Since most of the studies concerning skewed sampling of blacklight traps have focused on the sex ratio, we decided to study this feature too. Consequently, there was no difference neither among the sampling methods, nor between the seasons in terms of the sex ratio. While sex ratio of our samples ranges from 40.8–44.3%, an earlier study in the same region separated only 36% females in their samplings (Mardani-Talaee et al. 2019). In other studies done in different geographical locations, sex ratio ranged from 41.1–87.5% (Seo et al. 2008; Nedved and Kalushkov 2012; Osawa 2001; Nalepa et al. 1996). Such differences are attributed to the season and place of samplings (Osawa 2001; Seo et al. 2008), air humidity (Nedved and Kalushkov 2012), and male killing microorganisms.
As an urban pest, morph frequency and distribution of H. axiridis should be studied in urban areas with different types of light pollution and between urban areas and non-light-polluted landscapes.
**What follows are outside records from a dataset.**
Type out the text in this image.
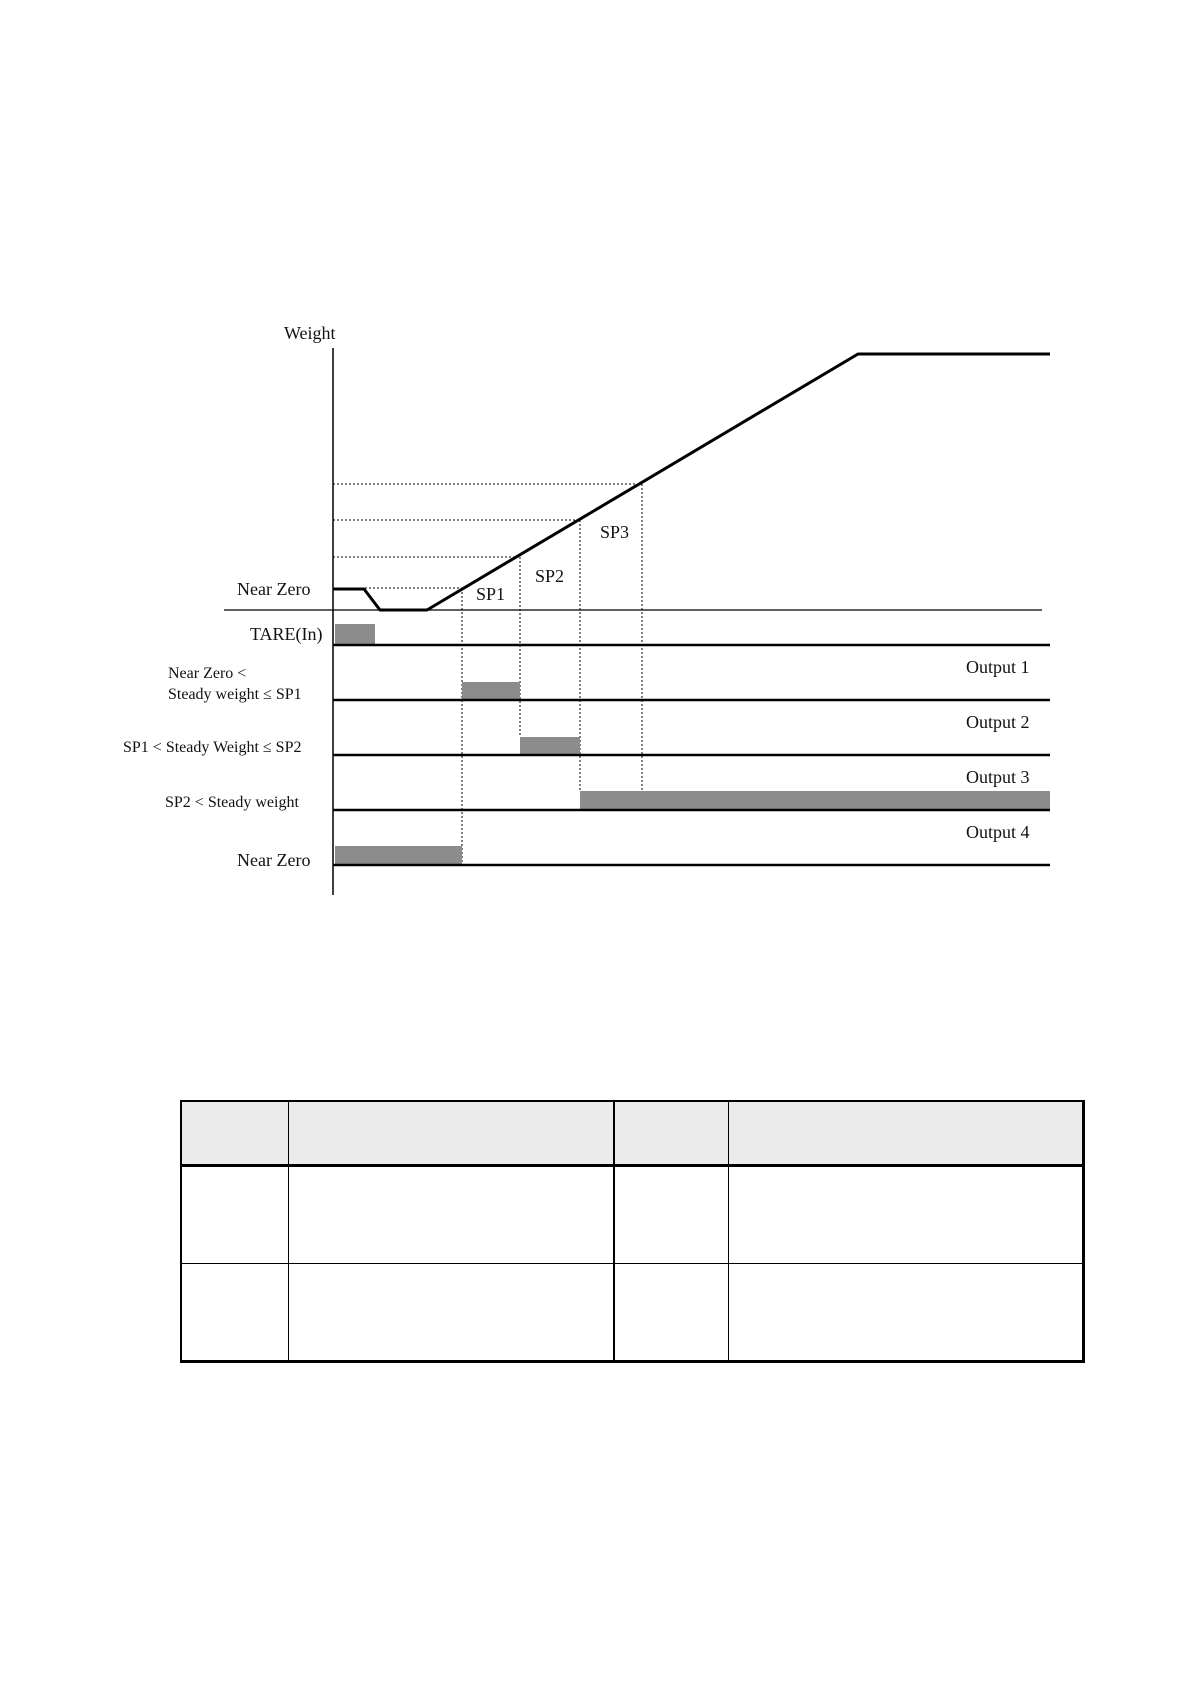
Weight
Near Zero	SP1
SP2
SP3
TARE(In)
Near Zero <
Steady weight ≤ SP1
Output 1
SP1 < Steady Weight ≤ SP2
Output 2
SP2 < Steady weight
Output 3
Near Zero
Output 4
While recent increasing urban light pollution may be a driver of the current decline of many nocturnal insects in industrialized countries (Groenendijk and Ellis 2011; Fox et al. 2011; Conrad et al. 2006; Hu and Stark 1980; Fox 2013), urban illumination, may also affect non-nocturnal insects such as ladybirds in terms of the population combination and distribution. Studying morph combinations in the populations living in the areas with or without artificial light pollution can add more information to our current data.
Although according to the results of the current study we cannot suggest any robust explanations for why melanic specimens of H. axiridis are less attracted to blacklight traps, at least we now know that sampling by blacklight traps should be done more cautiously and be supported by data from other methods of sampling in order to have a more realistic estimation.